Case 2: Somatic variation
It is not exactly correct to say that somatic variants cannot be phased with germline variants using standard (NGS) assays. It's rather that they can't always be. In fact, a somatic variant will have a D' of 1.0 with nearby germline variants at the time it arises, if one can restrict to tumor cells. However, the problem is rather that this can't be distinguished using population data... However, here my suspicion is that analysis of the clonal structure of other daughter cells versus clones not containing the variant (in particular overlapping amplification and deletion events would be useful) could allow phasing of some somatic variants with high accuracy. Im not sure if there is published work on this or not.
Supplemental Note: There are two types of short-read sequencing (NGS) that have held an appreciable portion of market share: amplicon based and hybrid capture. It's definitely worth knowing a lot about each; they have different purposes, uses, etc, but its slightly beyond scope so I will just leave. a. few. links. Some phasing algos work by leveraging the fact that genomic reads do not always start in the same place .

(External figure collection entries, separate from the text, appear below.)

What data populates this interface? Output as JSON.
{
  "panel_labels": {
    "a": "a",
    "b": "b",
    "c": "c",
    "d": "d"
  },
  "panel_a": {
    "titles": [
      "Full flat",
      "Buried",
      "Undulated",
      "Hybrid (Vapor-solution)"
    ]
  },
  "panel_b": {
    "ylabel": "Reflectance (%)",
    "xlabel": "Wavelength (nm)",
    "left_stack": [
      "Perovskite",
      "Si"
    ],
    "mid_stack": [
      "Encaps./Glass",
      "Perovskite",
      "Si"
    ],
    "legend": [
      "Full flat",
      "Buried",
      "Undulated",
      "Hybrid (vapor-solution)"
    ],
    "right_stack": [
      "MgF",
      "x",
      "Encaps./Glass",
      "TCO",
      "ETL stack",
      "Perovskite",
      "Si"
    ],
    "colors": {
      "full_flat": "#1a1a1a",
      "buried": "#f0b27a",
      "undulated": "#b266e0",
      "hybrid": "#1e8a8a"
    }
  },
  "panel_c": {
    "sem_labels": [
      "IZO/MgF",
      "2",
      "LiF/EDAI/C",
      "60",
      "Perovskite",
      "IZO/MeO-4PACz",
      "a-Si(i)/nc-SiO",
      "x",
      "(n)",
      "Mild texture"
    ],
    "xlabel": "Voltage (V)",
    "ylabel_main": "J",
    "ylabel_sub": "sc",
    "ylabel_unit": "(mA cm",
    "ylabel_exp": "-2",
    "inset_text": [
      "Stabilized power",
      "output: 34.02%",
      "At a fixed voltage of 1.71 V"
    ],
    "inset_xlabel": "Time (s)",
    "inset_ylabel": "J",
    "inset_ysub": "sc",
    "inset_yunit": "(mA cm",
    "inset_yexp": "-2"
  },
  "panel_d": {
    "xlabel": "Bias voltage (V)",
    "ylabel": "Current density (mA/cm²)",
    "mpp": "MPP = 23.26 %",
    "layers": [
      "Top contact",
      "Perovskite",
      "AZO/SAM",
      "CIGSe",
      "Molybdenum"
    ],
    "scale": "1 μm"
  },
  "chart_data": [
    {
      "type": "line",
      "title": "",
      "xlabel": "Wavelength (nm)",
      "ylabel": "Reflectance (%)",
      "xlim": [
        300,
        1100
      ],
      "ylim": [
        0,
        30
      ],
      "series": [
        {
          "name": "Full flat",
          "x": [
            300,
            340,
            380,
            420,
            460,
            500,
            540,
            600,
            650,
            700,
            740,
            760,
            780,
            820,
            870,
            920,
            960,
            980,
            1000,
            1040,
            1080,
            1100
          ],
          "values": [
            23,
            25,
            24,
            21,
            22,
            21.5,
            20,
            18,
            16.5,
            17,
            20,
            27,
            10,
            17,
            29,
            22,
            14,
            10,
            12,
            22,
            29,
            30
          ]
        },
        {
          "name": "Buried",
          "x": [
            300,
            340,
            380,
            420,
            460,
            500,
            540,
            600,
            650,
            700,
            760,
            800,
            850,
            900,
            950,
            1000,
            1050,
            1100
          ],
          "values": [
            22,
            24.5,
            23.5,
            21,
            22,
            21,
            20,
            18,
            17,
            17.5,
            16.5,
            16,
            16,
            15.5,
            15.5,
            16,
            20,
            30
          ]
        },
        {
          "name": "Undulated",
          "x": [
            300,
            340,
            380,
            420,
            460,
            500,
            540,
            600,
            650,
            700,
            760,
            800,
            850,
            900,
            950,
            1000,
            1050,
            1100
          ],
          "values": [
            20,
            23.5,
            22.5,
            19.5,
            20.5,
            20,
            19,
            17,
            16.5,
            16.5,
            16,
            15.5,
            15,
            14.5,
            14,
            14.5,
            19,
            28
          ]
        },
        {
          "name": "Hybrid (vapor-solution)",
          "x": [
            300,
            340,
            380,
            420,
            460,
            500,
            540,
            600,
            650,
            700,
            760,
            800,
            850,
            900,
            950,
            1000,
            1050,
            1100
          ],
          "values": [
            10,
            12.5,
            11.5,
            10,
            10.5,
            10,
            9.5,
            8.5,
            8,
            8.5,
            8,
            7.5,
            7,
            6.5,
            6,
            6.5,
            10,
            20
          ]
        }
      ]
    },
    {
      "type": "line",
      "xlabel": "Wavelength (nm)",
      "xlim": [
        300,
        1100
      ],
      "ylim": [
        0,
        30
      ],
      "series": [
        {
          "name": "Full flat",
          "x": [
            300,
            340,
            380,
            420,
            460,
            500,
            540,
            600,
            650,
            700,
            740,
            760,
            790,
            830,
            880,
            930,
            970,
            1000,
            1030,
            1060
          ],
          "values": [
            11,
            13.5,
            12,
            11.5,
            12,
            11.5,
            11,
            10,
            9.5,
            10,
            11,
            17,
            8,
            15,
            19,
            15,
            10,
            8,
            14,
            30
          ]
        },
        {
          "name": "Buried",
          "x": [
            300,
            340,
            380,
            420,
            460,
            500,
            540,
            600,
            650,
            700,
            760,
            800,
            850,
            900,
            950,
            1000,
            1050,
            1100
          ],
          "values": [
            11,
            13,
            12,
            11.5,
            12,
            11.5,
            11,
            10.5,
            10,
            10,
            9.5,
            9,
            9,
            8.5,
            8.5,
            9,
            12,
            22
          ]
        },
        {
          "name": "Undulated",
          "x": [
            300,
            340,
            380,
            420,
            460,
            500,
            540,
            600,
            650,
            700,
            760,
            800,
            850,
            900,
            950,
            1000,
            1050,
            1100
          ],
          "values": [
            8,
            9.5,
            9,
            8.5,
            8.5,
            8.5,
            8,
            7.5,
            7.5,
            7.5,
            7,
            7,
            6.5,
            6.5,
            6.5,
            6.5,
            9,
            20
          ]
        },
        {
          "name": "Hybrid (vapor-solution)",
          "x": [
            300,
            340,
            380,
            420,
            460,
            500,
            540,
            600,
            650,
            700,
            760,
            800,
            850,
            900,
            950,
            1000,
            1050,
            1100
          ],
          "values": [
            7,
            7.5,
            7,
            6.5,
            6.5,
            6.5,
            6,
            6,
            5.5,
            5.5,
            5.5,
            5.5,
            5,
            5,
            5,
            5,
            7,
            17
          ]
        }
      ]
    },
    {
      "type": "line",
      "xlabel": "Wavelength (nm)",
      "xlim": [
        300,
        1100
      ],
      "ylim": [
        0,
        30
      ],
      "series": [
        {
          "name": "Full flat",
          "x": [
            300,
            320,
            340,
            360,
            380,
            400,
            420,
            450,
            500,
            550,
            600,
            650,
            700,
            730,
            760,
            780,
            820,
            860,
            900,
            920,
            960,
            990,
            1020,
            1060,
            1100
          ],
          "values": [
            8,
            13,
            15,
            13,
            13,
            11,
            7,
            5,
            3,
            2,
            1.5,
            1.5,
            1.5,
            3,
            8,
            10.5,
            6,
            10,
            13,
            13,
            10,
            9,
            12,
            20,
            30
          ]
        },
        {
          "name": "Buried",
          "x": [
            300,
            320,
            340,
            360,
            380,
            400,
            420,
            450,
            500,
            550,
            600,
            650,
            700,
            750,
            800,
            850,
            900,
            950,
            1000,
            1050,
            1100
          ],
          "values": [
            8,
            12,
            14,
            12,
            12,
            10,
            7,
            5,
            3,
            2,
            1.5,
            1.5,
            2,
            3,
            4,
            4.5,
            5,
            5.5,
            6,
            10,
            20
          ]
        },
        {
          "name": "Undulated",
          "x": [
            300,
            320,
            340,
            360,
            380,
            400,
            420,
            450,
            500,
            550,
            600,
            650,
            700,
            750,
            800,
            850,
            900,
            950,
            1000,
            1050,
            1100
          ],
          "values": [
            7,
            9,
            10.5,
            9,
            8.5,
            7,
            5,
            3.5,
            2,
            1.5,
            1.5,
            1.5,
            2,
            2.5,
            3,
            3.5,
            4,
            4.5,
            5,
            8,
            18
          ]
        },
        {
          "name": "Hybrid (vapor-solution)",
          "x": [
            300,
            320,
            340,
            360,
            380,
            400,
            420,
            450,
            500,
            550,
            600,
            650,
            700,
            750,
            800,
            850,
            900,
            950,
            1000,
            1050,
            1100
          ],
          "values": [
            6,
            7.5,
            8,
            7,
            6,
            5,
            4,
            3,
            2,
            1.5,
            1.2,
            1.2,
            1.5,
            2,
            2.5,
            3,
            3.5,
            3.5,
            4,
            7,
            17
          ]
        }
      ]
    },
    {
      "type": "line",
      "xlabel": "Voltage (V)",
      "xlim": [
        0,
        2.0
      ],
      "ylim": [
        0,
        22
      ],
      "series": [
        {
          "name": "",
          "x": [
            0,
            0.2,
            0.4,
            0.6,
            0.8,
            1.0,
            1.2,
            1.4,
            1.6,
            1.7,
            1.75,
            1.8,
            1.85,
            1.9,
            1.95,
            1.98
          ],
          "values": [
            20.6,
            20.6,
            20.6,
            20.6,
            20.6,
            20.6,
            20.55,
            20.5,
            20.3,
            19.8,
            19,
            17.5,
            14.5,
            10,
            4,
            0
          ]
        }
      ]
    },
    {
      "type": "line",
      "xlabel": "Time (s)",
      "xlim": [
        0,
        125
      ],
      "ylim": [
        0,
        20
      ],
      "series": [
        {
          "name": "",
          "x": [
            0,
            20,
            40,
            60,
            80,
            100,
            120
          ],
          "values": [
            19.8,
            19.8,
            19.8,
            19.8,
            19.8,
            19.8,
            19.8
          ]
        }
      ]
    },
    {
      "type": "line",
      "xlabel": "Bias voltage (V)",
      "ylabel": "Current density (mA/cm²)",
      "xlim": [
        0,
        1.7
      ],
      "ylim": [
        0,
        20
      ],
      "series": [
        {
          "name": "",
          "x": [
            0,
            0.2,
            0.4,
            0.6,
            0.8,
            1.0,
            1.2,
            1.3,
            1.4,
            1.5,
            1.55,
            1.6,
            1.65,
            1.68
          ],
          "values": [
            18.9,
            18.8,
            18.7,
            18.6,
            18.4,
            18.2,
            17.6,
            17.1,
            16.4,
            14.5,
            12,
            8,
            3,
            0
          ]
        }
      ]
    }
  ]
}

Hi Vincent, thank you so much for your reply!
I think I understand your reasoning, however, if I understand it correctly, phasing variants between exons, in eukaryotes, still requires more than just IGV. Our data is Illumina so just 150bp long paired-end reads. At best they cover some hundreds of bps.
Specifically the variants I'm interested in are ~5 kbp apart.
What would you do in my stead?
See Edits, in particular edit to case 1 above.